Cerita ini didedikasikan oleh santri senior Beliau, K.H. Eddy Musoffa Izzuddin, yang sekarang menjadi hamalatul Qur’an di Yogyakarta melalui forum-forum pengajian dan pengabdian masyarakat, serta pengurus Lembaga Dakwah Nahdlatul Ulama (LDNU), Pengurus Wilayah Nahdlatul Ulama (PWNU) Yogyakarta.
———–
Tangis Awal Ramadan 1414 H
(Catatan harian dari rintihan seorang santri kepada sang kiyai).
-1-
Guru
Delapan tahun sudah engkau berenang dalam samudra lara
Iringan gelombang menerpa sampan ragamu
Namun layar citamu tetap tegak berkibar demi murid-muridmu, demi para santri generasi setelahmu
Walau sampan ragamu makin rapuh, asamu tetap menggelora antarkan kami anak-anakmu merapat di dermaga impian
Guru
Sepuluh tahun aku hidup dalam dekapan kasihmu
Dengan telaten kau suapi hatiku dengan butir-butir ilmu
Kau lukisi dadaku dengan kuncup-kuncup iman
Kau taburi jiwaku dengan kuntum-kuntum mahabbah Al-Qur’an
Guru
Masih terekam utuh dalam kisi hatiku
Mutiara-mutiara indah yang selalu meluncur dari bibir agung muliamu
Anak-anakku cintailah Al-Qur’an
Karena sebaik-sebaik kalian adalah orang yang belajar Al-Qur’an dan mengamalkannya
-2-
Anak-anakku dekaplah erat Al-Qur’an Sebab tiada kafakiran bersama Al-Qur’an
Tiada kaya sejati tanpa Al-Qur’an
Anak-anakku
Al-Qur’an sesuatu yang paling agung di sisi Allah
Barang siapa remehkan Al-Qur’an Allah akan menghinakannya
Anak-anakku
Pondok MQ ini bukan milik saya
Tapi milik Allah
Karenanya pondok ini tidak akan bisa maju “zonder” bantuan kalian
Itulah sebagian kecil dari segudang petuah Sang Kyai yang terlukis indah di kanvas hatiku
-3-
Guru
Kau pergi dengan tergesa
Padahal kami masih ingusan
Kau tinggalkan kami dengan tak terduga
Padahal kami anak-anakmu masih butuh bimbingan
Namun semua rintihan ini tak berguna
Semua jeritan ini tak bermakna
Kuasa Tuhan di atas segalanya
Ajal hamba dalam genggaman-Nya
Guru
Kau telah pergi
Pulang ke pangkuan Ilahi Rabbi
Doa kami anak-anakmu selalu iringi jengkal langkah abadimu
اللهم اغفر له وارحمه وعافه واعف عنه برحمتك يا أرحم الراحمين.
Kewafatan Cucu Menantu Hadratussyekh KHM Hasyim Asy’ari
Sebagaimana tahun-tahun sebelumnya, sejak melanjutkan tugas belajar di IAIN Sunan Kalijaga Yogyakarta, aku setiap liburan kuliah selalu menyempatkan diri untuk “tabarukan” kembali ke MQ Tebuireng.
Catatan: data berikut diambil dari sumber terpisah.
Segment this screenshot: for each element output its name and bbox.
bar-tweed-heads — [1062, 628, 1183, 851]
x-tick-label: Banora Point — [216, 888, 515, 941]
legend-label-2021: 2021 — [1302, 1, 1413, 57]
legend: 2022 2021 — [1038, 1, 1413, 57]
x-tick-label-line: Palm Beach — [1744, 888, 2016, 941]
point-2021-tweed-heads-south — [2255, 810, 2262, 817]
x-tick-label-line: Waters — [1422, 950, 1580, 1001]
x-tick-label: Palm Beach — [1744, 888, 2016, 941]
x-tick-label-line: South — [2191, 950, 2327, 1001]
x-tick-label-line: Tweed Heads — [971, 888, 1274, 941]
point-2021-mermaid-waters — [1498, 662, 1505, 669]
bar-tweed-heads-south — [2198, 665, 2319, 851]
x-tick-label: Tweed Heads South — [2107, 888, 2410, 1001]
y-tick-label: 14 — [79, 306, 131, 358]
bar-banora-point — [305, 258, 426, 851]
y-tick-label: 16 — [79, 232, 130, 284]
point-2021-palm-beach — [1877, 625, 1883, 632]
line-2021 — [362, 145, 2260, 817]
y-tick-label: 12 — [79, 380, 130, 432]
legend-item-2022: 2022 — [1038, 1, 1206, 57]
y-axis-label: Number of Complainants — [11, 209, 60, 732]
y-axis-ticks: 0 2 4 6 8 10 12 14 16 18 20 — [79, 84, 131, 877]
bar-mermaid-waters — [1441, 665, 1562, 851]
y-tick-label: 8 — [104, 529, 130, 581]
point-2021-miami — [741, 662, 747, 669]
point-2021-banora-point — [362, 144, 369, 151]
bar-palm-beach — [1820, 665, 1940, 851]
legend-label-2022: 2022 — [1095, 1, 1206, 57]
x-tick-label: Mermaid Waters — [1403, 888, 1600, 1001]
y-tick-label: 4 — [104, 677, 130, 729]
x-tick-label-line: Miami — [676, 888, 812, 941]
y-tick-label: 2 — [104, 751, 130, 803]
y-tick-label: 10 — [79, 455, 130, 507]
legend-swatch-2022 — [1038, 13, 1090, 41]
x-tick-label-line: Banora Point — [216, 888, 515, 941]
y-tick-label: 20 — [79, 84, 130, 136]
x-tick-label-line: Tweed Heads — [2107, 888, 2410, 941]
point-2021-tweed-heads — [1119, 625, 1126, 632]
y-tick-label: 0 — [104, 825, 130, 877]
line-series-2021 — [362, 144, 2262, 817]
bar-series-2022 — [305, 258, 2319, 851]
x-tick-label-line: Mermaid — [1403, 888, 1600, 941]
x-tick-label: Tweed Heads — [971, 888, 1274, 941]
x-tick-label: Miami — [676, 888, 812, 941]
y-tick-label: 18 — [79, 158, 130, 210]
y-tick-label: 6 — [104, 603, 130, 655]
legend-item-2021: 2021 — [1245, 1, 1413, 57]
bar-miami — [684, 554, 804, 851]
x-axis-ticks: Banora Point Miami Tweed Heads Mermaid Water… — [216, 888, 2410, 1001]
Sebutan akrab Pondok Pesantren Madrasatul Qur’an bagi kami santri-santri yang pernah mesantren di sana.
Waktu itu, setelah liburan selama seminggu di rumah orangtua di Blitar, Kamis, tanggal 10 Februari 1994, aku berangkat ke MQ Tebuireng. Dari Blitar kurang lebih jam 16.00 menuju Jombang.
Tiba di terminal Jombang, tanpa sengaja, aku bertemu dengan Cak Miftahurrohim Syarkun, kawan santri asal Tuban. Kami berdua bersama-sama menuju Tebuireng dengan naik bis umum “Hasti” jurusan Pare.
Penumpang bis sore itu penuh sesak dan berjubel. Maklum, hari sudah mulai gelap. “Bis terakhir” yang biasanya membawa penumpang terakhir pada pukul 21.00 dari Surabaya menuju Kediri. Aku dan Cak Miftahurrohim tiba dan menginjakkan kaki di bumi MQ kurang lebih pukul 20.30.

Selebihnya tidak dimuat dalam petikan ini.